The One chip MSX, or 1chipMSX as the D4 Enterprise distributional name for the ESE MSX System 3, is a re-implementation of an MSX-2 home computer that uses a single FPGA to implement all the electronics (except the RAM) of an MSX-2, including the MSX-MUSIC and SCC+ audio extensions.

The system is housed in a transparent blue plastic box, and can be used with a standard monitor (or TV) and a PC keyboard.
Original MSX cartridges can be inserted, as well as SD and MMC memory cards as an external storage medium. Even though it lacks a 3.5" disk drive, disks are supported through emulation on a memory card, including support for booting MSX-DOS. Due to its VHDL programmable hardware, it's possible to give the device new hardware extensions by simply running a reconfiguration program under MSX-DOS. The "one chip-MSX" is equipped with two USB connectors, that can be used after adding some supporting VHDL code.

==Availability==
The ESE MSX System 3 is designed by ESE Artists' Factory and distributed as 1chipMSX by D4 Enterprise and was supposed to be distributed outside Japan by Bazix.
However, due to RoHS regulations in Europe, it was claimed it could not be distributed to Europe in its original form and the European market had to wait for an adapted version which would be produced through Bazix and distributed to Europe by Bazix. However, no violation of RoHS has ever been proven, with all identifiable components of the PCB and power supply being RoHS-compliant.
Bazix stopped being the representative of MSX Association and thus did not bring the 1chipMSX to the Western market. In the end, MSX Association was dissolved due to a dispute with other parties involved, resulting in a shift of all intellectual property rights concerning MSX to MSX Licensing Corporation. Bazix also dissolved because this dispute made an end to their efforts and ambitions to bring the 1chipMSX to the Western market (along with other projects that were also dependent on the Japanese partners).

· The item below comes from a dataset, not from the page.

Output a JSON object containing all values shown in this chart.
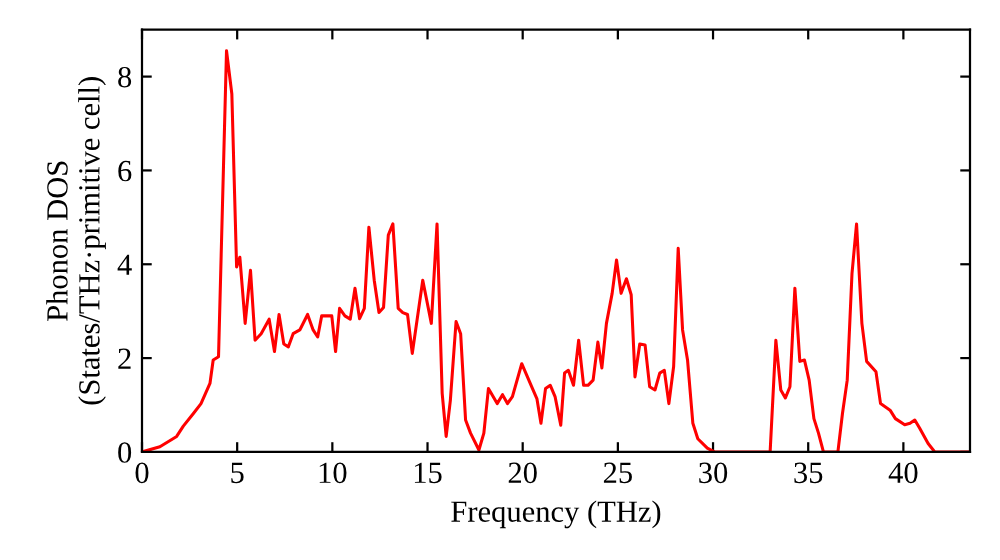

==Hardware specifications==
- Altera Cyclone EP1C12Q240C8N FPGA chip
- 32 MB SDRAM
- SD/MMC card slot
- 2 MSX Cartridge slots
- 2 audio outputs (for future stereo support)
- S-Video video output
- Composite video output
- VGA video output
- PS/2 keyboard connector
- 2 USB connector
- 2 MSX Joystick ports
- FPGA I/O pin (40 pins and 10 pins)

Also included:
- English-language instruction manual, which includes an introduction to VHDL
- Full VHDL code used to achieve MSX2 compatibility (default configuration)
- CD-ROM with VHDL code examples and the following software:
  - Altera Quartus 2 Web Edition - VHDL development environment
  - PLDLOAD and PLDSAVE - Software to read and program the FPGA chip
  - EP, FDLOAD and FDSAVE - Software to create, load and play disk images
- 220 V adapter or 110 V converter plug
- Schematics to the One Chip MSX PCB
- Blueprint of the One Chip MSX casing

==Specifications==
Default specifications of the implemented MSX system:
- MSX 2 computer system
- 1 MB RAM
- 128 kB VRAM
- Kanji-ROM
- MSX-MUSIC
- MSX-DOS2 with FAT16 support
- MEGA-SCSI compatible support for SD card as primary drive

==See also==
- Minimig is a similar FPGA project synthesizing a different home computer's circuitry.